Even though she is only a sophomore, Hope Schroeder is already a nationally ranked ice dancer. This September, she placed third at the National Solo Ice Dancer championship in Colorado Springs.
Schroeder began ice skating at the age of three. “I started freestyle skating when my best friend started lessons,” she said. Schroeder continued taking lessons until the age of nine, when she started competing seriously in U.S. Figure Skating contests. Training under Tracy Prussack in San Jose, Schroeder woke up at 3:30 a.m. each morning to practice, which helped her qualify for the 2008 Junior National Championships in Salt Lake City, during which she placed ninth in the Juvenile Girls category.
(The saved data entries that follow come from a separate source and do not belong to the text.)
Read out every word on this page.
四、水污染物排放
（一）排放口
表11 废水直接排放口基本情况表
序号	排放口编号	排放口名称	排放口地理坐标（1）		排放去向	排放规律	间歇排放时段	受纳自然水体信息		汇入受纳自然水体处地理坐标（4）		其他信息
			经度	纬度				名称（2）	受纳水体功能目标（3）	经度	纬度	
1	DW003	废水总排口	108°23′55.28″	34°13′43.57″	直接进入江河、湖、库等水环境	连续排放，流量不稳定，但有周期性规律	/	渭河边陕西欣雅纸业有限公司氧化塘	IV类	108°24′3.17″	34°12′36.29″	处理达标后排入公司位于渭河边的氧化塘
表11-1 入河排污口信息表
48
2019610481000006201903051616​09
Unfortunately, over the next two years, Schroeder was unable to skate due to constant injuries. “I had two stress fractures that kept me out of Regionals two years in a row,” she said. “It was after that I knew it was time to reevaluate.”
Schroeder’s long-time choreographer, Olympic gold medalist, Sergei Ponomarenko, was an ice dancer as well. “I proposed to him that I have one lesson in ice dance, and before I knew it, I had a partner,” Schroeder said. Her switch to ice dancing was also facilitated by the lack of jumps in the event, a factor of freestyle skating that had damaged Schroeder’s body.
“[Ice dancing] is a much better fit for me than freestyle was because it capitalized on my greatest area of talent, artistry,” she said. Ice dancing competitions consist of three dances. Competitors perform two compulsory dances, like the tango and foxtrot, in which skaters must execute the same steps to the music with partners. In the third dance, couples choose music and are able to choreograph a dance that includes complex lifts, footwork and spins.
Ice dancing is an important part of Schroeder’s life. “It’s been quite a long time since skating was not a huge part of my life,” she said. The time commitment alone is significant, with training exceeding 30 hours a week. “Time management is an essential skill,” Schroeder said. “Though it has been hard at times to balance my priorities, skating has made me more clear on what my priorities are.”
To help her, the administration created a specialized school schedule to maximize her skating time, and Schroeder’s prioritizing has also increased her discipline. “I’ve had to make some immense sacrifices on every step of the way, both on my part and my family’s part,” she said. “Ice dancing is not a hobby. It’s a way of life that shapes many things I do.”
Schroeder is currently part of the Skating Club of San Francisco, Inc. While she is competing in solo dancing competitions, Schroeder is looking for a new partner. “Like ballet, there are more girls than boys in ice dance,” Schroeder said. “The challenge is finding a partner.”
Although she does not currently have a partner, Schroeder will continue dancing in the near future; however, she does not plan on following it as a career. “I don’t see myself as a coach,” she said. “I want to pursue academics.”
While her future as an ice dancer is uncertain, one thing holds true for Schroeder: “I skate because I love it. Ice dancing will always be a haven for me.”